The Broke Generation is all about making money interesting. We’re nifty, not thrifty, and the spending pattern we’re talking about in this article is one of our favourites.
The Diet Series applies nasty diet principles – that we as a generation seem more than happy to adopt when a smaller dress size is at stake – to our finances. While fad diets are bad for our bodies, what they are good for is breaking down a larger goal into more manageable nuggets of effort. Losing weight and living a healthy lifestyle is a long game – it’s about adopting completely new habits and sticking to them for life. Boring, right? And essentially, that’s what budgeting is. But our millennial brains can’t compute such long term concepts.
So today we’re looking at the idea of intermittent fasting and how this can be applied to our finances. I recently read an article about using the 5:2 pattern when it comes to spending. 5:2 involves dieting for 2 days and eating normally for the other five. The article I read suggested flipping this on its head, and not spending anything for 5 days (usually Monday to Friday) and only spending at the weekend. While this is an interesting idea, I’m not a fan.
Because we are millennials. We can’t possibly get on board with a spending plan that means we skip our soy capp before the morning meeting every Wednesday, and how on earth do they expect us to cope without avocado on toast for 5 days at a time?
I know – outrageous.
So, The Broke Generation’s idea of intermittent fasting for your finances works on more of a month-by-month model. We believe that having one lean week a month could make a big difference to your finances.
For this to work, you’ll need to open a savings account that is NOT linked to any bank card – if you haven’t already. This way, you can’t tap into your savings on your lean week.
Here come the numbers.
Let’s say each week you earn $850 after tax.
The non-negotiables are your rent/mortgage and your bills. Let’s estimate those here:
Rent/mortgage – $250.
Bills (phone, utilities, subscriptions, etc) – $100
That leaves you with $500, that on a normal week would go on things like grocery shopping, coffee, brunch, drinks, shopping and possibly some set aside for savings.
So, what if 3 weeks of the month you live comfortably. You buy the things you want from the supermarket – avocados, apple cider vinegar, all that millennial shit. You get a coffee before work, or buy lunch when you’re peer pressured by your colleagues. You don’t say no to that after work wine, or that Sunday arvo Aperol.

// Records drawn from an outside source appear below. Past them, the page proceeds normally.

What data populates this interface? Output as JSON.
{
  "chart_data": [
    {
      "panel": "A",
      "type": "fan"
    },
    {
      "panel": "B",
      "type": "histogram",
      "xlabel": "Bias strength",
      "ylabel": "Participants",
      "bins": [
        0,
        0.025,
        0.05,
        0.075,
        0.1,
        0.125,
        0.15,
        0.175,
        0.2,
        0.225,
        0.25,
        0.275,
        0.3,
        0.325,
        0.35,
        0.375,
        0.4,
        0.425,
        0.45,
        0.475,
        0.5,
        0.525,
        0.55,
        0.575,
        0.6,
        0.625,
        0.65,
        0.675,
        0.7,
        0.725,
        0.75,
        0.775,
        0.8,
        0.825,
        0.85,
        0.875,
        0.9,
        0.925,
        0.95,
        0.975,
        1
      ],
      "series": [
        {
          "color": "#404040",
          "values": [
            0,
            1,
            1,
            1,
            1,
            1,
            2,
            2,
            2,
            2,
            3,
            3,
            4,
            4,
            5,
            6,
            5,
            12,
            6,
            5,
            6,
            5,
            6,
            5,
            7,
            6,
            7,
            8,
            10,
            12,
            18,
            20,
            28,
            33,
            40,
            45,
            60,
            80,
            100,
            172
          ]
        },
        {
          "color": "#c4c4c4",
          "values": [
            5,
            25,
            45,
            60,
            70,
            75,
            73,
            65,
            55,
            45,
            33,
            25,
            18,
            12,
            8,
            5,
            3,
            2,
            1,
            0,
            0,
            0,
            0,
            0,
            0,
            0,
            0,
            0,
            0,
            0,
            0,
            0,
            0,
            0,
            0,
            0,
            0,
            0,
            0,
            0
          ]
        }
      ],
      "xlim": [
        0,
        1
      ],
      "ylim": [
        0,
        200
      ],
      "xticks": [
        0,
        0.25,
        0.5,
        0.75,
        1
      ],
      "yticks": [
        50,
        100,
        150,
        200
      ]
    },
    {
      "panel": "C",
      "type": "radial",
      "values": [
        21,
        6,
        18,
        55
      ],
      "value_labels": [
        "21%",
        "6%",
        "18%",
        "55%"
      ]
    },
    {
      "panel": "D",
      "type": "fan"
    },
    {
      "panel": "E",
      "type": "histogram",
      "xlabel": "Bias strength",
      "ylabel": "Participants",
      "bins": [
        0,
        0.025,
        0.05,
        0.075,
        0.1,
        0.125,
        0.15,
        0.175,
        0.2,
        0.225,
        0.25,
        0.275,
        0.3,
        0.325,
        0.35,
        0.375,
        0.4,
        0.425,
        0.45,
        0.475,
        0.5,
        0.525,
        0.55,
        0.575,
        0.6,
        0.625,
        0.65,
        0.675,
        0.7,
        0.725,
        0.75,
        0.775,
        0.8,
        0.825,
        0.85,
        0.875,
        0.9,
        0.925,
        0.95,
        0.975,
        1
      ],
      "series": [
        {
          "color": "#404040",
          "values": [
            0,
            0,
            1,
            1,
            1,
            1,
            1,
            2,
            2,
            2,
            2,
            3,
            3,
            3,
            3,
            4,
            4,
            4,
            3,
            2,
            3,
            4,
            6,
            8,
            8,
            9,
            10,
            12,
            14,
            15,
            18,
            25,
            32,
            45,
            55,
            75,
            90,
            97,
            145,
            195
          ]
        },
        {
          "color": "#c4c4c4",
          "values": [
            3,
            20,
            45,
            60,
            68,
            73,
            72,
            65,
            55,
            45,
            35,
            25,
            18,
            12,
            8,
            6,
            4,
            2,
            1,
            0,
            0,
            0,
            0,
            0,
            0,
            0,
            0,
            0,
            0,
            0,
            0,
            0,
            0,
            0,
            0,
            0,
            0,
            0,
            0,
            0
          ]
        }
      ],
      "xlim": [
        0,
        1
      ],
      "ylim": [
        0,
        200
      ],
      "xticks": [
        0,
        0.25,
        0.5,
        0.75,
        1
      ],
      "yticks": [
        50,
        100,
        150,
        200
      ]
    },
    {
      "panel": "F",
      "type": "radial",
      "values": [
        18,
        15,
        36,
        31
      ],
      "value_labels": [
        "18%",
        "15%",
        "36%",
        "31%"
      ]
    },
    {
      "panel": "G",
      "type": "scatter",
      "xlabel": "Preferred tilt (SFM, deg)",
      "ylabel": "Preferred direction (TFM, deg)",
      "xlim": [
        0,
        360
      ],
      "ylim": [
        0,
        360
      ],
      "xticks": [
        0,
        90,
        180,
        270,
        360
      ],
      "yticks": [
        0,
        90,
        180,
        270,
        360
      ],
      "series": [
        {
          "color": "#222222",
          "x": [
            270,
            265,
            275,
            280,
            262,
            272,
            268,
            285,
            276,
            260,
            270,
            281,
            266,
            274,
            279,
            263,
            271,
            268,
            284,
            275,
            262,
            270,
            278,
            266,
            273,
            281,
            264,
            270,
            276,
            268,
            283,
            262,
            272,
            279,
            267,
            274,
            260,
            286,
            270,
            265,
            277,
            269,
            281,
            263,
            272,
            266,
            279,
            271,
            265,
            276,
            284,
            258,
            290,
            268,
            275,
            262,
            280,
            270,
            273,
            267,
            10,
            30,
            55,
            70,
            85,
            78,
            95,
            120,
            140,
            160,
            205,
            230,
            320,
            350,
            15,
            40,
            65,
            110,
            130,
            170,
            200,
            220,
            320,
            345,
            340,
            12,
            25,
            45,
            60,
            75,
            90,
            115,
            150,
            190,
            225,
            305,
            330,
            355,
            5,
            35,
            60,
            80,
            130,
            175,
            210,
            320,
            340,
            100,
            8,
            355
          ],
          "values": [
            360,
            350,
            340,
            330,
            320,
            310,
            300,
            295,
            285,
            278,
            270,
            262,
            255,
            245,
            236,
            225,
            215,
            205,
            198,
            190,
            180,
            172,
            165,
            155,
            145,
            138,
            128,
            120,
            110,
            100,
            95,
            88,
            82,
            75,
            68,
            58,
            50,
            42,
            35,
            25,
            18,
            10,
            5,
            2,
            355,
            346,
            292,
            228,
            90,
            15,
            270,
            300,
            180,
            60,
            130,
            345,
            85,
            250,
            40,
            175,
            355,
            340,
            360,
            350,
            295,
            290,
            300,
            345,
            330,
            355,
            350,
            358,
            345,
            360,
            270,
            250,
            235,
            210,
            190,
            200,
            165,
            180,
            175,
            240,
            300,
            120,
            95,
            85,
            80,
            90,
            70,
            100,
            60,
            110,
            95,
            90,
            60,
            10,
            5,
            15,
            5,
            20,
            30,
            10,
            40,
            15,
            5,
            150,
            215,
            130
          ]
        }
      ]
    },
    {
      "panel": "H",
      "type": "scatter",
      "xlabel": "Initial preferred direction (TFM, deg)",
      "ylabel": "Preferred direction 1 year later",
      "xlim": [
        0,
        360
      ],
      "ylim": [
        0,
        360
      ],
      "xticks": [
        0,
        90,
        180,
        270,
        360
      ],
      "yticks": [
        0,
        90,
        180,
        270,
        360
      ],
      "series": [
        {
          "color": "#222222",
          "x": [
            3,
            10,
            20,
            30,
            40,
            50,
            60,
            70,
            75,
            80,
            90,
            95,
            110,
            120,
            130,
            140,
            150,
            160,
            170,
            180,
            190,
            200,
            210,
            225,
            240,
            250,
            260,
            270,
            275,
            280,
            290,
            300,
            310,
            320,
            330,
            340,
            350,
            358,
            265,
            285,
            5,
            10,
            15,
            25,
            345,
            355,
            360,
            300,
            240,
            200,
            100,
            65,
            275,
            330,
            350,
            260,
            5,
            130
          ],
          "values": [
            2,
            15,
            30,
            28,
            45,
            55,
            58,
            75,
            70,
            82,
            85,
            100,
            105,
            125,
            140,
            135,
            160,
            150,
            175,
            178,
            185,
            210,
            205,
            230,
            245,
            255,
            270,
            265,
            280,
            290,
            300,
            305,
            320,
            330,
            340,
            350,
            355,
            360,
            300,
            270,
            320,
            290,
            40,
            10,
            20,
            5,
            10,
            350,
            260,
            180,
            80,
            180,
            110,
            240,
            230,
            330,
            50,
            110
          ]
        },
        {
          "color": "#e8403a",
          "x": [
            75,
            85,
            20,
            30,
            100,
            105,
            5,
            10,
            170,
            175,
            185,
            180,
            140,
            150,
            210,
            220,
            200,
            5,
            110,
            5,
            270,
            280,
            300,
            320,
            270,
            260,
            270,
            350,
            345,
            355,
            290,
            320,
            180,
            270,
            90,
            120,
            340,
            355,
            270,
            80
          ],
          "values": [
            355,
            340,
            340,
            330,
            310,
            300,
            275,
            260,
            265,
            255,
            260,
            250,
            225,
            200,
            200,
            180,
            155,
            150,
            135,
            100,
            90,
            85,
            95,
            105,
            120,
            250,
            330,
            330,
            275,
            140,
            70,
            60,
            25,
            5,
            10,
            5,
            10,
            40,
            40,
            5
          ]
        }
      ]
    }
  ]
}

And then, one week of the month, you go hard on the budget thing. You pay your rent/mortgage and bills, and then, with that remaining $500, you take $50-$100 and live on that for the entire week. You move the remaining $400 over to your untouchable savings account, and for 7 days only, skip coffee, skip the wine invites, take lunch to work every day…all that stuff. And in the supermarket, you buy the very basics. I’m talking beans on toast, rice and vegetables, oats, bananas, pasta and a basic sauce. It’s only 7 days!
Then, when payday rolls around again, you continue living your best live, with those excess savings from your one lean week tucked away in your savings account. Live this way for a year, and you’ll find yourself with about $5000 in your untouchable account (if your numbers are similar to our estimates. If you earn more or pay less rent, you’re totally winning).